Нервничая, набрал номер Шамиля.
— Это я, — негромко сказал он.
— А!.. Ха, здорово! — узнал Шамиль. — Ну, как сам? Как там? Але! Ну, ты в курсе? Але, ты рад? Ч-черт, да что с телефоном, Томка!
— Привет, — сказал Георгий.
— Куда ты пропадаешь, блин?! Ну, как вообще? Оформляешься? — Шамиль, кажется, испытывал неловкость.
— Нормально.
Георгий ждал, сам не зная чего.
— Ага, — сказал Шамиль, — а ты перемохал, видишь? Дед — молодец! Тамарка так переживала, ага. Ну, ты не пропадай. Давай звони к выходным — хата будет. Слышь? Ну, пока.
Георгий, развернув к себе трубку, посмотрел в оба нолика, свесил коромыслом на указательном пальце.
В институте никого не замечал, не здоровался — словно они все провинились. «Коне-ечно. — осторожно шептал по углам друг-Оприченко, — с такими связями и я бы… Хрен бы я с вами здоровался…»
Татьяна подошла в институте сама. Никого не стесняясь.
— Гоша, — сказала она проникновенно. — Гоша, ты меня а-ха-простил? Ну, за тогда, на мансарде? — Она знакомо поправила волосы. — Я знаю, это ты из-за меня а-ха-напился там и в милицию… Но ты сам виноват, — она подняла голову, — и это тебя а-ха-бог наказал с милицией, я сглазила… У меня же… ну, ты знаешь, — она натянуто улыбнулась.
Георгий тоже в ответ спокойно улыбнулся.
— Но с такими связями… — ободрившись, сказала Татьяна и оглянулась, — тут, знаешь ли, ни глаз, ни бог… А что ж ты все плакался?
Георгий, прищурясь, смотрел на нее и кивал головой. «Неужели? — думал он. — Боже мой!»
— Танюш, — он даже взял ее руку в свои. — Пожалуйста, этот месяц не будем видеться. Мне нужно принять решение.
— Решение? Правда, Гоша?
Георгий от неожиданности прикрыл глаза. Татьяна пожала руку и, тоже прикрыв глаза, закивала в знак согласия. Георгий бережно высвободился.
— Я позвоню перед отъездом, — твердо сказал он.
Оформление, как назло, происходило без единого
сбоя: из всех окошечек смотрели уважительно, декан Фицын просил заходить без стеснения, если что… с анкетами там… вот домашний телефон. Баранович цветистым эвфемизмом вдруг дал понять, что есть мнение… что можно бы и в партию… если, конечно, Георгию сейчас удобно и вообще… не возражает. Георгий безучастно кивал им всем. Увидев однажды в коридоре Шамиля, свернул в сторону.
Он позвонил в последний день.
— Таня, — сказал он. — Да, это я. Таня, выходи-за-меня-замуж.
— А? Алло! — Татьяна смутилась. — А а-ха-почему по телефону, Гоша? — тихо спросила она. — Ты когда улетаешь?
— Да? Или нет?
— Я…
— Да или нет?
До Георгия долетело ее взволнованное дыхание.
— Ты… Да… — неслышно сдалась она.
— Да… — Георгий словно попробовал слово на вкус. — А ты разве любишь меня?

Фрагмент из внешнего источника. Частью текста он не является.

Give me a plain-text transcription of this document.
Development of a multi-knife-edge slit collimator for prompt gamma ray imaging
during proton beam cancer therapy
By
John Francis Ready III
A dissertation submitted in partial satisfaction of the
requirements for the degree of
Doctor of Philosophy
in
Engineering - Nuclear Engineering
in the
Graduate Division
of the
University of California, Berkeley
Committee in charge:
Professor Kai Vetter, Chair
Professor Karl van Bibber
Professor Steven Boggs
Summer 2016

— Что? — Она очень удивилась. — Как ты сказал?
Георгий помолчал, подождал и повесил трубку.
44
В местечке Пхан Мун Чжом, что на границе с Южной Кореей, есть приземистый прямоугольный дом — последнее общее достояние расколотой нации. Он расположен в демилитаризованной зоне, демаркационная линия делит дом пополам.